I’m going through the slow process of moving my Aperture images into Lightroom. I tried the automated way using Lightrooms built in importer, but that didn’t work for me as it crashed. The only reliable method is to export each folder from Aperture manually, and then import into Lightroom. It’s going to take ages. Whilst doing that, I took the opportunity to revisit one or two of my earlier images. This one, of a thresher in the snow, was something I spotted on a walk in January 2013.
Exposure is tricky in the snow. My old D40 tended to under-expose by more than 2 stops, so a little help was required in post production.
I took this image on my trusty D40, at ISO 400 which, quite frankly, is pushing that camera to it’s absolute limit.

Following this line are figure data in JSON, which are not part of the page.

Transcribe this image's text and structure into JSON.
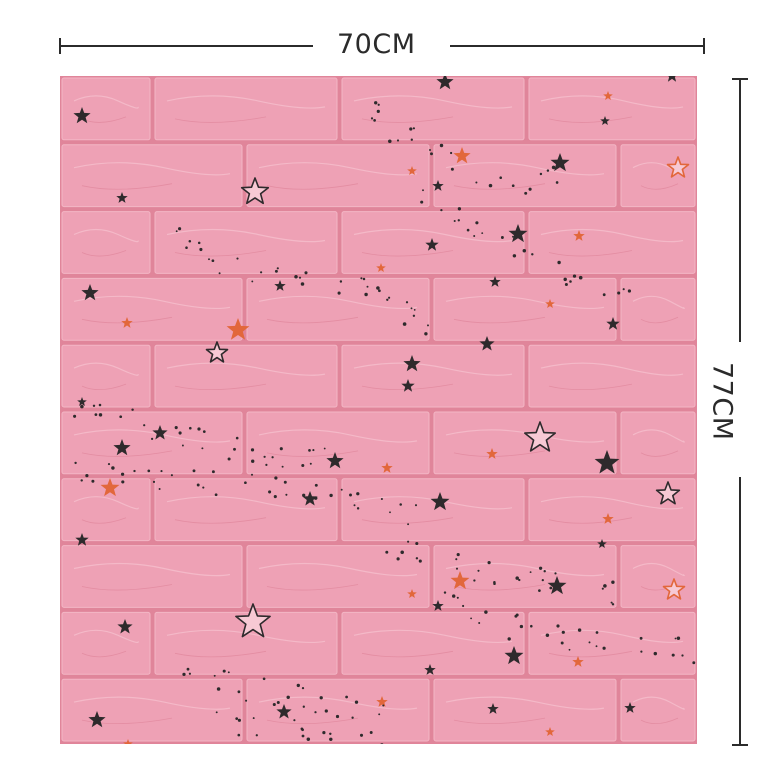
{
  "dimensions": {
    "width_label": "70CM",
    "height_label": "77CM"
  },
  "panel": {
    "brick_color": "#eea1b5",
    "mortar_color": "#e0859a",
    "dark_star_color": "#2e2a2c",
    "orange_star_color": "#e2673b"
  }
}
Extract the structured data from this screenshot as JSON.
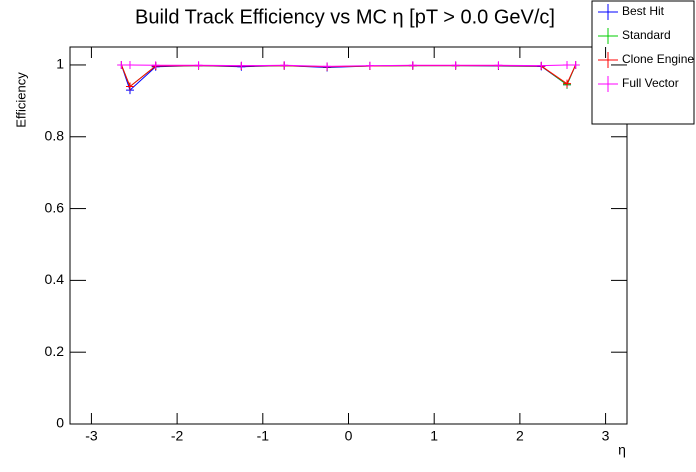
{
  "chart_data": {
    "type": "line",
    "title": "Build Track Efficiency vs MC η [pT > 0.0 GeV/c]",
    "x_label": "η",
    "y_label": "Efficiency",
    "x": [
      -2.65,
      -2.55,
      -2.25,
      -1.75,
      -1.25,
      -0.75,
      -0.25,
      0.25,
      0.75,
      1.25,
      1.75,
      2.25,
      2.55,
      2.65
    ],
    "series": [
      {
        "name": "Best Hit",
        "color": "#0000ff",
        "values": [
          1.0,
          0.93,
          0.995,
          0.998,
          0.995,
          0.998,
          0.993,
          0.997,
          0.998,
          0.998,
          0.997,
          0.996,
          0.945,
          1.0
        ]
      },
      {
        "name": "Standard",
        "color": "#00cc00",
        "values": [
          1.0,
          0.94,
          0.997,
          0.998,
          0.997,
          0.998,
          0.995,
          0.997,
          0.998,
          0.998,
          0.998,
          0.997,
          0.945,
          1.0
        ]
      },
      {
        "name": "Clone Engine",
        "color": "#ff0000",
        "values": [
          1.0,
          0.94,
          0.997,
          0.998,
          0.997,
          0.998,
          0.995,
          0.997,
          0.998,
          0.998,
          0.998,
          0.997,
          0.948,
          1.0
        ]
      },
      {
        "name": "Full Vector",
        "color": "#ff00ff",
        "values": [
          1.0,
          1.0,
          0.999,
          0.999,
          0.998,
          0.999,
          0.996,
          0.998,
          0.999,
          0.999,
          0.999,
          0.998,
          1.0,
          1.0
        ]
      }
    ],
    "xlim": [
      -3.25,
      3.25
    ],
    "xticks": [
      -3,
      -2,
      -1,
      0,
      1,
      2,
      3
    ],
    "ylim": [
      0,
      1.05
    ],
    "yticks": [
      0,
      0.2,
      0.4,
      0.6,
      0.8,
      1
    ],
    "legend": "top-right"
  }
}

Still got the image though.
Photography stuff: 18-55mm lens at 55mm, 1/60 sec at f/16, ISO 400 in a Nikon D40!!! <—ignore this – see below!!!
Edit: The beauty of digital photography is that it is a great learning tool. You can revisit what you did, and learn from your mistakes. If I took this image today, what would I change? Pretty much everything, as it turns out. Let’s start with the good. There’s nothing wrong with the composition – that was exactly what I wanted, and what I envisaged when I took the image. However – an aperture of f/16??? What was I thinking? I probably fell into the great landscape photographers trap – everything, front to back, has to be as sharp as possible. This may explain the small aperture but, looking back on it, I got it wrong. If you analyse the image, your eye is drawn immediately to the farm machinery. That has to be in focus, however the snow and the leaden sky are just whitespace and focus is not critical for those parts of the image. Thus depth of field is not required here – quite the opposite. So what should I have done? I should have set the aperture to f/8 (I suspect I could get away with a much wider aperture in this case), allowing me to set the ISO to 200 (reducing noise on the D40). I would also have dialed in 2 stops of exposure compensation to prevent the snow from being under exposed (I’d rather get things right in-camera as it means less messing about in post processing). Lessons learned.